The app does not point to Amazon, but instead each book recommendation includes a Libby link for library users. With purchases made through Bookshop.org links, a portion of every sale goes directly to independent bookstores. Sarah’s Books also supports Libro.fm, an independent alternative to Audible.
“I have no idea where it will go, but for the time being, I love not knowing and building Sarah’s Books for the love of reading,” Ritter told GeekWire. “There is a purity to it that feels more satisfying than trying to make it be something because a VC threw money at it.”
Book lovers can create a free profile to add their own books, share favorite authors, and get personalized recommendations based on their reading preferences. Ritter is also experimenting with a feature called “Book Mashups” where ideas from different authors “collide, complement, and start talking to each other.”
“The differentiator between a Goodreads and something like Sarah’s Books is the more personal nature of it,” Ritter said. “I trained my algorithm on my particular taste profile of a book.”
When not reading or helping other people figure out what to read, Ritter is currently working at Workato, a platform for connecting apps and automating workflows. Beyond Sarah’s Books, she also vibe coded another web app called Summer Camp Finder to assist Seattle families.

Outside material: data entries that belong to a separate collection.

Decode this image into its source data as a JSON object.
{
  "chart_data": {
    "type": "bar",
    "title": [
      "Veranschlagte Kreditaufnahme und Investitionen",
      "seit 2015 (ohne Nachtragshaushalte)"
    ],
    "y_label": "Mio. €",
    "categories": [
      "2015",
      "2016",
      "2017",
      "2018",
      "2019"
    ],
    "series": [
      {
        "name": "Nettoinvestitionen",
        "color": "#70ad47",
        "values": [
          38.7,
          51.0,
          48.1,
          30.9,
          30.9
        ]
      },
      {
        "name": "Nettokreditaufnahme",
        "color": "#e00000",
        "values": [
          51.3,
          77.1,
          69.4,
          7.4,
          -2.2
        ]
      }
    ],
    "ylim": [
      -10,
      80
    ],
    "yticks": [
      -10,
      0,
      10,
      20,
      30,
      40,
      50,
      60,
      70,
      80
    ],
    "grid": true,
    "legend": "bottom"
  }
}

Ritter is a former director of product marketing at Microsoft and she earned her MBA from Seattle University. She still draws on her experience as a startup founder and CEO.
Tribute, a startup built to help foster workplace connections, shut down in 2024 after eight years. Ritter, who previously went by Sarah Haggard, said she felt “a fair bit of failure” because like any founder she wanted to go on the journey of having an idea, raising capital, building a rocket ship and taking off.
“That didn’t happen in my case, and it was kind of like, ‘Who am I now? What do I do?’” she said. “The vibe coding stuff for me and Sarah’s Books in particular, is very full circle, because I’m using a lot of what I learned at Tribute. It suddenly doesn’t feel like it was all for naught, which is kind of nice.”